NEW YORK (AP) — Stocks edged lower Wednesday, pulling indexes down from near to record levels.
The Standard & Poor's 500 fell one point to 1,518 as of 3:31 p.m. EST. The index climbed as high as 1,524 during the day, the highest since November 2007. It is up 6.4 percent so far this year.
The Dow Jones industrial average dropped back below 14,000, shedding 55 points to 13,963. The Dow has gained 6.6 percent this year and is trading within 1.5 percent of its record close of 14,164 set in October 2007.
"Sometimes the market needs to take a break and consolidate the gains," said Quincy Krosby, a markets strategist for Prudential Financial. "There's a certain respect attributed to crossing certain historical levels."

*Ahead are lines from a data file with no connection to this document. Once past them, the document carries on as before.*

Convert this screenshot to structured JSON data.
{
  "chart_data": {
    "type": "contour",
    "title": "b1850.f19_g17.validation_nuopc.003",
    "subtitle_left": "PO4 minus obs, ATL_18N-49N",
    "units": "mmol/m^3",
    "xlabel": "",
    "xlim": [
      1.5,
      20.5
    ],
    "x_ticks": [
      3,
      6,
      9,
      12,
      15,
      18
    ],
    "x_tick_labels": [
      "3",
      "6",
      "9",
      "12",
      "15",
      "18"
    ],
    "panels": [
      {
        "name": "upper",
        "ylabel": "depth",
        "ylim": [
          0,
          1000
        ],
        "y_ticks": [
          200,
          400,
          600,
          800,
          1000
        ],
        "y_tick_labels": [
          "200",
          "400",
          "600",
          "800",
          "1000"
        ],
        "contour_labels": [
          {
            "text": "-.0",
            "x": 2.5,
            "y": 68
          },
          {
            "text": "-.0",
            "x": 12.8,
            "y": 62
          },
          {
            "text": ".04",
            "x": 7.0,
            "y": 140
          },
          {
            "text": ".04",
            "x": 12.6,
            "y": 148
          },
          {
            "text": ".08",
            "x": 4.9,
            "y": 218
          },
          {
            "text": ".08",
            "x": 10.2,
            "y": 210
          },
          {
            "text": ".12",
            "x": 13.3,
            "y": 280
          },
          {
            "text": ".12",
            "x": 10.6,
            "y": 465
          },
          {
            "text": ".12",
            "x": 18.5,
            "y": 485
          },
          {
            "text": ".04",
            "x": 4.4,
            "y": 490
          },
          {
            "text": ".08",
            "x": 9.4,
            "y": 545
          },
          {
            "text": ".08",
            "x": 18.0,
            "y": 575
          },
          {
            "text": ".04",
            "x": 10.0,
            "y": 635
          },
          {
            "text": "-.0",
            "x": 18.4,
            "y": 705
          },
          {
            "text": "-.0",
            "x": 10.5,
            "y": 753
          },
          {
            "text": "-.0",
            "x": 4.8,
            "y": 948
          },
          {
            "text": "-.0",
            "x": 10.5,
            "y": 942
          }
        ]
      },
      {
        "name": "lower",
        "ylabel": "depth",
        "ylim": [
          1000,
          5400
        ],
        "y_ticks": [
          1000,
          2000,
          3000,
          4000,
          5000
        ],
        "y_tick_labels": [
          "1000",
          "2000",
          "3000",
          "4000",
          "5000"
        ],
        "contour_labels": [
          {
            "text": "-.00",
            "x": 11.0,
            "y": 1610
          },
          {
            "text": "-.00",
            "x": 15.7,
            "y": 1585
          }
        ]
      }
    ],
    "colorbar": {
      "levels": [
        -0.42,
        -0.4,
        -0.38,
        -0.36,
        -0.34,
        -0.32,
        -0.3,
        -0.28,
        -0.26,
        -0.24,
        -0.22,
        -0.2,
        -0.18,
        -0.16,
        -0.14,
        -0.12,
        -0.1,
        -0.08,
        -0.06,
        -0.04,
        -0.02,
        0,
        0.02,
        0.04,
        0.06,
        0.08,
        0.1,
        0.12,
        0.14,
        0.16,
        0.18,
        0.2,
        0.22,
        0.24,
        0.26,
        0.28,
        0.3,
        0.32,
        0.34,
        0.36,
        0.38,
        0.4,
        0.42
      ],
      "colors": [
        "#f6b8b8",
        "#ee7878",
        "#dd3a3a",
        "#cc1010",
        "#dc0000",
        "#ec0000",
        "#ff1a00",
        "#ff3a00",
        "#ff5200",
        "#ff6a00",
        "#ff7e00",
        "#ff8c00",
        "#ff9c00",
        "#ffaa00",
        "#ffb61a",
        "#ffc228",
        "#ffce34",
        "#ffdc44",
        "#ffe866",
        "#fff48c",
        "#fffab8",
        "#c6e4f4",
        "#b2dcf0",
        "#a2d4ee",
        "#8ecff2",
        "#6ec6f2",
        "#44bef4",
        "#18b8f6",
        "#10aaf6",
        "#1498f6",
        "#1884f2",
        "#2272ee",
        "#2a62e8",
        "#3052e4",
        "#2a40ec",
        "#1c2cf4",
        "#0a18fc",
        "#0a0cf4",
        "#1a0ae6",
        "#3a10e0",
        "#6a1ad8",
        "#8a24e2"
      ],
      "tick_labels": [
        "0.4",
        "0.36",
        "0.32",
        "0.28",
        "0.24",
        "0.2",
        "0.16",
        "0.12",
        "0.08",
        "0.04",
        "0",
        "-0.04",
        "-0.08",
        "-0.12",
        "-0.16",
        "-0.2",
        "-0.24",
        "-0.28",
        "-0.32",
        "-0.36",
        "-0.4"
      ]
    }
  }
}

McDonald's was among the biggest decliner on the Dow, logging its biggest drop of the year, on concern that Americans will have less money to spend following a rise in Social Security taxes. The government reported that spending by Americans barely moved up last month.
McDonald's slipped $1.15, or 1.2 percent, to $93.94. Buffalo Wild Wings stock plunged $4.62 to $76.44 after its earnings fell short of analysts' expectations. Burger King and Wendy's also fell.
"Consumer spending is coming under pressure," said Bryan Elliott, an analyst at Raymond James. "It's the easiest way to save money, stay at home and cook."
Investors sent the stocks of General Electric and Comcast higher after GE agreed Tuesday to sell its stake in NBCUniversal to Comcast for $16.7 billion. GE said it would use up to $10 billion of the money to buy back its own stock. GE rose 81 cents to $23.39. Comcast advanced 96 cents to $39.95.
Trading has been relatively quiet in recent days following a strong opening to the year. The Dow logged its best January in almost two decades after lawmakers reached a last-minute deal to avoid the "fiscal cliff" of sweeping tax increases and spending cuts. Investors are also becoming more optimistic that the housing market is recovering and that hiring is picking up.
"We're cautiously optimistic on stocks," said Colleen Supran, principal at Bingham, Osborn & Scarborough. "There is some indication that we could be continuing on this slow growth trajectory."
Supran said investors should still be prepared for volatility in the stock market and not assume that the gains from January and so far in February will set the pattern for the rest of the year.
Strengthening the economy and creating jobs were key topics in President Barack Obama's State of the Union address late Tuesday, the first since his re-election. Although the economy is healthier than it was four years ago, growth remains slow and unemployment high.
Obama announced that the U.S. will begin talks with the European Union on a trans-Atlantic trade agreement. He also called for increased spending to fix roads and bridges and the first increase in the minimum wage in six years. The president also challenged deeply divided lawmakers to find compromises to avoid massive, automatic spending cuts that are scheduled to take place March 1.
The government reported that Americans' spending at retail businesses and restaurants slowed last month after higher taxes cut their paychecks. Retail sales growth slowed to 0.1 percent in January, from a 0.5 percent increase in December.
The Nasdaq composite rose 4 points to 3,190.
As stocks have advanced, bond prices have slumped.
The yield on the 10-year Treasury note, which moves inversely to its price, rose 4 basis points to 2.02 percent. The yield on the note has risen more than 30 basis points since the start of the year.
Among other stocks making big moves:
— Groupon rose 38 cents to $5.66 after brokerage firm Sterne, Agee & Leach, raised its rating on the company to "Buy" from "Neutral," citing the long-term potential for Groupon's changing business model. The online deals company has lost almost three quarters of its value since going public in November 2011 at $20 as revenue growth slowed.
— Dean Foods, a milk producer, fell $1.79 to $16.60, after announcing a profit forecast that fell short of Wall Street expectations.